No soy ningún experto en estudios bíblicos y mucho menos aún en exégesis bíblica. Sí que quiero manifestar que el Evangelio me resulta cada vez más fascinante. Procuro leerlo con asiduidad, por poco que pueda lo hago cada día, para dedicar después algunos minutos a la reflexión.
Una lectura pausada y serena del Evangelio; hecha fundamentalmente y sobre todo desde el corazón. Pero no en el sentido de hacerlo confiando más en el sentimiento que en la razón; sino esforzándome por descubrir en él cada día y en cada instante la realidad concreta de mi persona frente a la sociedad y a la Iglesia del momento.

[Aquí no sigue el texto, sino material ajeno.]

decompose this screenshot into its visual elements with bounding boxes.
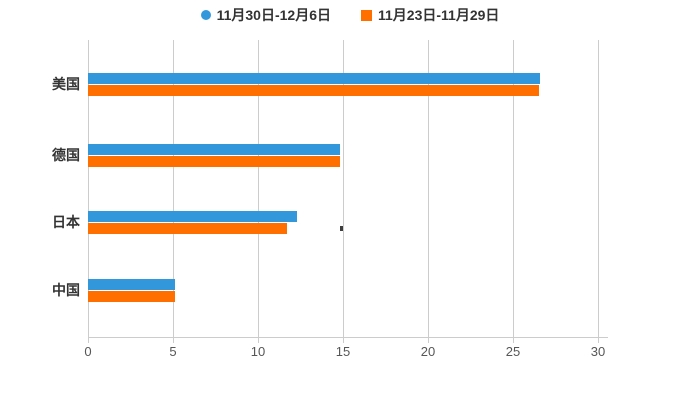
tick-label-x-25: 25 xyxy=(505,344,521,359)
bar-series1-cat2[interactable] xyxy=(88,222,287,234)
tickmark-x-30 xyxy=(598,337,599,343)
bar-series0-cat2[interactable] xyxy=(88,210,298,222)
tick-label-x-5: 5 xyxy=(169,344,177,359)
legend: 11月30日-12月6日 11月23日-11月29日 xyxy=(0,6,700,24)
bar-series0-cat1[interactable] xyxy=(88,143,340,155)
tick-label-x-15: 15 xyxy=(335,344,351,359)
bar-series0-cat0[interactable] xyxy=(88,72,541,84)
category-label-1: 德国 xyxy=(52,147,80,163)
tick-label-x-0: 0 xyxy=(84,344,92,359)
stray-mark xyxy=(340,226,344,231)
series-orange-square-icon xyxy=(361,9,372,21)
legend-label-nov23-nov29: 11月23日-11月29日 xyxy=(378,7,500,23)
bar-series1-cat3[interactable] xyxy=(88,290,175,302)
legend-label-nov30-dec6: 11月30日-12月6日 xyxy=(216,7,331,23)
tickmark-x-0 xyxy=(88,337,89,343)
tickmark-x-25 xyxy=(513,337,514,343)
x-axis-line xyxy=(88,337,608,338)
bar-series1-cat1[interactable] xyxy=(88,155,340,167)
category-label-2: 日本 xyxy=(52,214,80,230)
gridline-x-15 xyxy=(343,40,344,337)
series-blue-dot-icon xyxy=(200,10,211,20)
tick-label-x-30: 30 xyxy=(590,344,606,359)
tickmark-x-20 xyxy=(428,337,429,343)
tickmark-x-15 xyxy=(343,337,344,343)
category-label-0: 美国 xyxy=(52,76,80,92)
gridline-x-20 xyxy=(428,40,429,337)
tickmark-x-10 xyxy=(258,337,259,343)
bar-series1-cat0[interactable] xyxy=(88,84,539,96)
gridline-x-25 xyxy=(513,40,514,337)
legend-item-nov23-nov29[interactable]: 11月23日-11月29日 xyxy=(361,6,499,24)
gridline-x-5 xyxy=(173,40,174,337)
legend-item-nov30-dec6[interactable]: 11月30日-12月6日 xyxy=(200,6,331,24)
gridline-x-0 xyxy=(88,40,89,337)
gridline-x-30 xyxy=(598,40,599,337)
tickmark-x-5 xyxy=(173,337,174,343)
gridline-x-10 xyxy=(258,40,259,337)
bar-series0-cat3[interactable] xyxy=(88,278,175,290)
tick-label-x-10: 10 xyxy=(250,344,266,359)
tick-label-x-20: 20 xyxy=(420,344,436,359)
category-label-3: 中国 xyxy=(52,282,80,298)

Por ello, nadie puede acercarse al libro que tiene entre las manos buscando, por ejemplo, datos históricos sobre Jesús o sobre su actuación, mientras recorría la Judea y la Galilea de hace veinte siglos. ¡Lejos de mí precisamente semejante pretensión!

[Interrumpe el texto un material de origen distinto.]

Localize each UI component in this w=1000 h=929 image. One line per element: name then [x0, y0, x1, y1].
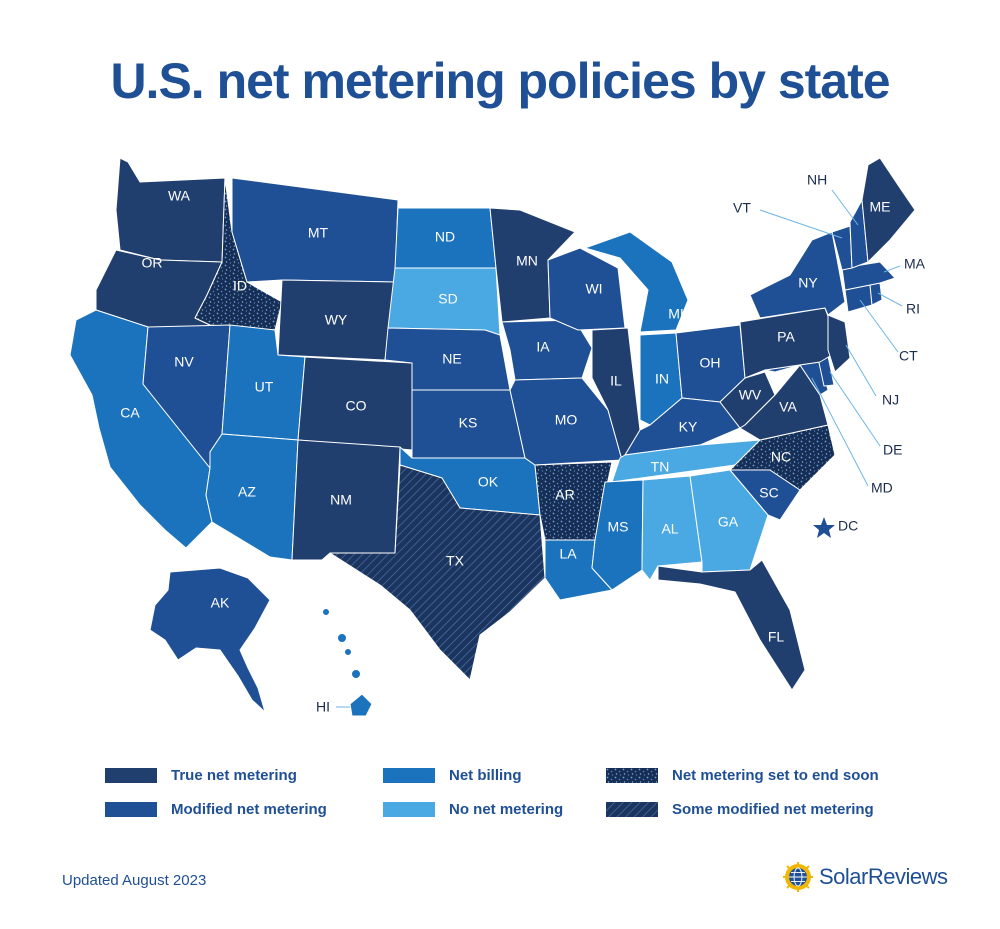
label-WV: WV — [739, 387, 762, 403]
callout-MD: MD — [871, 480, 893, 496]
legend-ending-soon: Net metering set to end soon — [606, 766, 879, 784]
legend-label: No net metering — [449, 800, 564, 818]
leader-vt — [759, 209, 843, 239]
label-OR: OR — [142, 255, 163, 271]
callout-VT: VT — [733, 200, 751, 216]
label-SC: SC — [759, 485, 778, 501]
label-IN: IN — [655, 371, 669, 387]
legend-swatch — [105, 767, 157, 783]
label-SD: SD — [438, 291, 457, 307]
leader-md — [811, 377, 869, 487]
label-MO: MO — [555, 412, 578, 428]
label-AL: AL — [661, 521, 678, 537]
label-NM: NM — [330, 492, 352, 508]
label-WY: WY — [325, 312, 348, 328]
label-WA: WA — [168, 188, 191, 204]
label-GA: GA — [718, 514, 739, 530]
label-FL: FL — [768, 629, 785, 645]
state-MA — [841, 261, 896, 291]
legend-swatch-speckle — [606, 767, 658, 783]
callout-MA: MA — [904, 256, 926, 272]
label-VA: VA — [779, 399, 797, 415]
dc-star-icon — [813, 517, 835, 538]
label-TX: TX — [446, 553, 465, 569]
leader-de — [829, 371, 881, 447]
sun-globe-icon — [783, 862, 813, 892]
updated-date: Updated August 2023 — [62, 872, 207, 889]
legend-swatch-hatch — [606, 801, 658, 817]
state-HI — [349, 693, 373, 717]
label-CA: CA — [120, 405, 140, 421]
callout-DC: DC — [838, 518, 858, 534]
legend-swatch — [105, 801, 157, 817]
label-TN: TN — [651, 459, 670, 475]
callout-RI: RI — [906, 301, 920, 317]
state-MO — [509, 377, 623, 466]
label-ID: ID — [233, 278, 247, 294]
label-KY: KY — [679, 419, 698, 435]
leader-ct — [859, 299, 899, 353]
label-LA: LA — [559, 546, 577, 562]
leader-ri — [877, 292, 903, 307]
callout-NJ: NJ — [882, 392, 899, 408]
label-KS: KS — [459, 415, 478, 431]
legend-some-modified: Some modified net metering — [606, 800, 874, 818]
label-NC: NC — [771, 449, 791, 465]
legend-modified-net-metering: Modified net metering — [105, 800, 327, 818]
state-AK — [149, 567, 271, 713]
us-map: WA OR CA ID NV MT WY UT AZ CO NM ND SD N… — [69, 157, 926, 717]
label-AK: AK — [211, 595, 230, 611]
legend-true-net-metering: True net metering — [105, 766, 297, 784]
label-IL: IL — [610, 373, 622, 389]
legend-net-billing: Net billing — [383, 766, 522, 784]
state-TX — [329, 464, 546, 681]
legend-label: Modified net metering — [171, 800, 327, 818]
label-MN: MN — [516, 253, 538, 269]
legend-swatch — [383, 801, 435, 817]
label-PA: PA — [777, 329, 795, 345]
leader-nj — [845, 344, 877, 397]
label-ND: ND — [435, 229, 455, 245]
callout-NH: NH — [807, 172, 827, 188]
page-title: U.S. net metering policies by state — [110, 53, 890, 109]
state-NJ — [827, 314, 851, 373]
leader-nh — [831, 189, 859, 226]
hawaii-island-small — [323, 609, 329, 615]
callout-HI: HI — [316, 699, 330, 715]
label-OH: OH — [700, 355, 721, 371]
hawaii-island-small — [345, 649, 351, 655]
hawaii-island-small — [352, 670, 360, 678]
label-MS: MS — [608, 519, 629, 535]
label-NY: NY — [798, 275, 818, 291]
brand-logo[interactable]: SolarReviews — [783, 862, 948, 892]
callout-DE: DE — [883, 442, 902, 458]
legend-swatch — [383, 767, 435, 783]
legend-label: True net metering — [171, 766, 297, 784]
label-UT: UT — [255, 379, 274, 395]
legend-label: Net billing — [449, 766, 522, 784]
legend-no-net-metering: No net metering — [383, 800, 564, 818]
label-MT: MT — [308, 225, 329, 241]
label-AZ: AZ — [238, 484, 256, 500]
legend-label: Some modified net metering — [672, 800, 874, 818]
state-FL — [657, 559, 806, 691]
state-WA — [115, 157, 226, 263]
label-NE: NE — [442, 351, 461, 367]
label-NV: NV — [174, 354, 194, 370]
label-MI: MI — [668, 306, 684, 322]
state-ME — [861, 157, 916, 263]
label-WI: WI — [585, 281, 602, 297]
label-ME: ME — [870, 199, 891, 215]
state-MI — [584, 231, 689, 333]
label-IA: IA — [536, 339, 550, 355]
legend-label: Net metering set to end soon — [672, 766, 879, 784]
label-CO: CO — [346, 398, 367, 414]
leader-ma — [883, 265, 901, 273]
state-NY — [749, 231, 846, 319]
callout-CT: CT — [899, 348, 918, 364]
label-OK: OK — [478, 474, 499, 490]
label-AR: AR — [555, 487, 574, 503]
hawaii-island-small — [338, 634, 346, 642]
brand-name: SolarReviews — [819, 864, 948, 889]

És fácil, por tanto, que alguien pueda observar como fragmentos semejantes llevan a manifestaciones diferentes. Solamente se explica desde lo que acabo de puntualizar: la palabra del Evangelio siempre nueva y viva que responde de manera concreta a las situaciones y a las circunstancias que puede uno estar viviendo en un momento también concreto.
Así pues, no se trata de algo que siempre tiene que ser lo mismo para toda persona y en todo momento. Todo lo contrario; pues ahí radica precisamente la gran riqueza del proyecto de Jesús, cuya interpelación es diferente para cada persona y según el momento en que ésta se encuentra. Sin que ello lleve a nadie a pensar que estamos ante un relativismo, producto en este caso de un sentimentalismo alejado, en cierta manera, de la crítica más elemental.